WOW!!  Great questions and Sabe awesome response!!!  Dude, this is what LGM SHOULD be about.  Ok here's my take.  You can add rhythmic tension by starting the new meter on the 2,3, 4, etc.  The main thing that Sabe said is that you need to land on the one.  So sometimes you are going to have to start on 2, 3, 4, etc. in order to land on one.  In addition, you might have to start on another SUBDIVISION.  For instance, the "e,an,a, etc."  Or in a triplet partial.  So it's all relative of where you want to end the phrase.  You don't always have to land on the one, but it's more suggested because it's easier on the ear.  However, when you hear Vinnie, he'll place it where ever he feels is appropriate for the music.  Which most of the time he doesn't land on the one because he wants to creat more tension, so he'll superimpose something else to land on the one.  Same deal with Chris Dave, if you look at the transcription that I did on him (just use the search engine I did it a while ago).  You'll see that he superimposes a 5/16 over the 3/4 Time signature.  It's all a matter of trying out new things.  However, I would definetly suggest getting into some polyrhythms because when you superimposed or modulate into a new meter, you have to be able to hear 2 or more rhythms happening at the same time.
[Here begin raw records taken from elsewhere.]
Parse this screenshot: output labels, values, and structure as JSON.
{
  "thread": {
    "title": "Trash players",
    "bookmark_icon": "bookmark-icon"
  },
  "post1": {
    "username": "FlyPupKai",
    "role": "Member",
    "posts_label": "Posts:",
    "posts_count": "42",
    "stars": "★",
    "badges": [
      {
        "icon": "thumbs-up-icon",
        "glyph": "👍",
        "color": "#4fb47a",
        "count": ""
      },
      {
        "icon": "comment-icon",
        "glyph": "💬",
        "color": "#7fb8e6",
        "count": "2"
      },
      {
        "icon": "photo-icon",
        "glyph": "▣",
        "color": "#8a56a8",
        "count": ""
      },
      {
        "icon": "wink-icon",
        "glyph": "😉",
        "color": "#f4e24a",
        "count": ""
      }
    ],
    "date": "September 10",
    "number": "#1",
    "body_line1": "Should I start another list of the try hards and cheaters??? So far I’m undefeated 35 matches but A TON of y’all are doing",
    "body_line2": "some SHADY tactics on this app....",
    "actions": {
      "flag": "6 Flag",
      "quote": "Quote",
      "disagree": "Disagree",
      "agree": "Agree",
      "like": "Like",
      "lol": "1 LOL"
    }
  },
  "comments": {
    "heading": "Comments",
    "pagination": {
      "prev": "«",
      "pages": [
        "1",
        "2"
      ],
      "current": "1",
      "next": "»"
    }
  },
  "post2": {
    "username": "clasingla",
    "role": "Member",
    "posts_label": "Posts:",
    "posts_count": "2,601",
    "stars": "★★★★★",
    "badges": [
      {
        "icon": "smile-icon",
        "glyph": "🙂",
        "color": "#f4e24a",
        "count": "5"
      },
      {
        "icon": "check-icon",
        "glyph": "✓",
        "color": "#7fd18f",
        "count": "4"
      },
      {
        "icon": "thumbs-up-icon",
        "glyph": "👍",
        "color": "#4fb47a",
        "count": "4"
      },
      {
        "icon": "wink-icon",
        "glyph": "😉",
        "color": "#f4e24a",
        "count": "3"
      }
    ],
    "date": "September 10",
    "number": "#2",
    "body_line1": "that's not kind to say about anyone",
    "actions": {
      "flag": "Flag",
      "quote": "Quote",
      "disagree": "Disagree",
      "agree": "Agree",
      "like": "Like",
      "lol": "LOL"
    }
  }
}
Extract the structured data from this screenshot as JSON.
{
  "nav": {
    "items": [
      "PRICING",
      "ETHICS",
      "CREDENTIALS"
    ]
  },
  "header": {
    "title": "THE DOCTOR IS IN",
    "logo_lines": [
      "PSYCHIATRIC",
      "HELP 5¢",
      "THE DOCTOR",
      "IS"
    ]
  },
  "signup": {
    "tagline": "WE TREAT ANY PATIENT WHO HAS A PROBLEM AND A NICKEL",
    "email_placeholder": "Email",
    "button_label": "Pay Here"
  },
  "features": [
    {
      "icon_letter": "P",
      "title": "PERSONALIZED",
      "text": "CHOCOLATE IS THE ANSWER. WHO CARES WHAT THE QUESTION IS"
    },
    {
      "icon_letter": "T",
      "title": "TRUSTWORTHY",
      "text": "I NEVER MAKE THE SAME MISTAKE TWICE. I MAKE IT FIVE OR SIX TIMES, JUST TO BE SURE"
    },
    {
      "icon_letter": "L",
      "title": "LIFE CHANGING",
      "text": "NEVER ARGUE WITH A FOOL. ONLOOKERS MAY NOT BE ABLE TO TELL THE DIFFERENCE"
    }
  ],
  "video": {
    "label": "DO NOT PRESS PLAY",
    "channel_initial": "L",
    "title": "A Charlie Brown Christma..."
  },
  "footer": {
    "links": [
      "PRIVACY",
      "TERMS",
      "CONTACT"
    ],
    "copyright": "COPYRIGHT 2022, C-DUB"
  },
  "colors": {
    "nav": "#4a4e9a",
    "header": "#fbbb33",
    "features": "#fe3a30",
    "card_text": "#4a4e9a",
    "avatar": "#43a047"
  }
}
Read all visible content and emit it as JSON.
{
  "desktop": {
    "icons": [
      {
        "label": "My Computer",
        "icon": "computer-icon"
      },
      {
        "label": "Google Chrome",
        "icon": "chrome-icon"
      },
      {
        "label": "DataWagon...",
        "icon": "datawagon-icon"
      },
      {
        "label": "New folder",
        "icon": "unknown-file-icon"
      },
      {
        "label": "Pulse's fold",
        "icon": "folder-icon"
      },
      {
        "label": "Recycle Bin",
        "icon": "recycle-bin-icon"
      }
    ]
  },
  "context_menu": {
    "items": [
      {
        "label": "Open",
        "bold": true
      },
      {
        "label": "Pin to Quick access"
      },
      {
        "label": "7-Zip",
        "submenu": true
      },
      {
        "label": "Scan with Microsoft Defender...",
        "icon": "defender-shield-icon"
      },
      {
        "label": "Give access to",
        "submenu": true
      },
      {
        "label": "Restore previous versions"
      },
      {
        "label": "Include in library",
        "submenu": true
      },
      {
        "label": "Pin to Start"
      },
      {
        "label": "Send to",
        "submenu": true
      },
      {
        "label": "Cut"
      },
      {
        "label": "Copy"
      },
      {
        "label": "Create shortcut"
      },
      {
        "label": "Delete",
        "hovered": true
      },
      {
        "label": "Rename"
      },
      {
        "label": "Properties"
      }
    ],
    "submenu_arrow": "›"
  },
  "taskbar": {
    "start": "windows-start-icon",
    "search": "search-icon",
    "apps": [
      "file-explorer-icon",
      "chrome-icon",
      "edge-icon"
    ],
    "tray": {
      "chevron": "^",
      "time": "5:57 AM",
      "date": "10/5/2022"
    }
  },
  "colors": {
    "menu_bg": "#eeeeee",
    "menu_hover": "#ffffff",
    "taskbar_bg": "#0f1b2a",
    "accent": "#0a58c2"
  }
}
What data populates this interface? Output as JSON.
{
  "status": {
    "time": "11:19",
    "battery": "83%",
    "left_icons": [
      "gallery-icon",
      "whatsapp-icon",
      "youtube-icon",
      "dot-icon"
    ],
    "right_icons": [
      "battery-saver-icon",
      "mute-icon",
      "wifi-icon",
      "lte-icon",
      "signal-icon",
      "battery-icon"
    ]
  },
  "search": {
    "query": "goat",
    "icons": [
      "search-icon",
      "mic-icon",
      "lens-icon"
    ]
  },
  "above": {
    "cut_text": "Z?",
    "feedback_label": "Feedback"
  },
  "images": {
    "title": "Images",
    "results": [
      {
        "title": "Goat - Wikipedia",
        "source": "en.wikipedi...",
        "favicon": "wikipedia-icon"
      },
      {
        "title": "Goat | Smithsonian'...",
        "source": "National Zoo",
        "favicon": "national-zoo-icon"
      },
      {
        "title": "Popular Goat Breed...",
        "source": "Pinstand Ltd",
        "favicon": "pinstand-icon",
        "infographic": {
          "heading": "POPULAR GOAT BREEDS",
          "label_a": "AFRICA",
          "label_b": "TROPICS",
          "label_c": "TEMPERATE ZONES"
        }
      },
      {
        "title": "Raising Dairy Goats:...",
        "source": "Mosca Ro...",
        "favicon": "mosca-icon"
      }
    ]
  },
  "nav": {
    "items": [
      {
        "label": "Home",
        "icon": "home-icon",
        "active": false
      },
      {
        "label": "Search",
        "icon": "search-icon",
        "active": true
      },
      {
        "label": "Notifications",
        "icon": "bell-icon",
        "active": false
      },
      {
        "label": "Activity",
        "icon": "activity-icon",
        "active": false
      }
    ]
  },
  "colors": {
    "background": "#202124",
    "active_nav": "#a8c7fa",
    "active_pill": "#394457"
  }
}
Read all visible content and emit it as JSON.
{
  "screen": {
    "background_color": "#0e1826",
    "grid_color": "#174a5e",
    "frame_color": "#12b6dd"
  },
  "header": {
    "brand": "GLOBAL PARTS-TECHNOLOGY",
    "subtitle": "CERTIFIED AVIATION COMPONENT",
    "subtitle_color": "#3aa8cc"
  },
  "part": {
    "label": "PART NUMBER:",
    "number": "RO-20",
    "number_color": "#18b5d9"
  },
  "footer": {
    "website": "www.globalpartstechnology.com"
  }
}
You can easily to this with an easy rock groove. 

Here's an example:  Play 8th notes on hi hat, then assuming you have a 5 piece kit, put the 8th notes on each tom, but start from the floor tom, mid, and then hi tom and repeat.  Notice you have a 3 note grouping.  Then you'll have the bass drum on 1 and 3 and the snare on 2 and 4.  You'll notice that there is a polyrhythm happening, even though you're still playing a "4/4" groove inside of it is a superimposed phrasing.  By you switching the sound source you are creating tension and starting to hear these polyrhythms.  However, do not confuse displacement and modulation.  These are two totally different concepts.  I could get into it, but I have to head back to work.  I hope this helps.  Take care and God Bless.

Carlito

p.s. again, this is what LGM is about, let's get the fire back on the forum, it's been weak IMO.  Not ALOT of knowledge being brought lately and I'm sorry I haven't contributed too much.  I'll make sure to contribute more frequently.  Much love and respect.


Yup!  I just applied this to the drum set!  Good stuff Doza!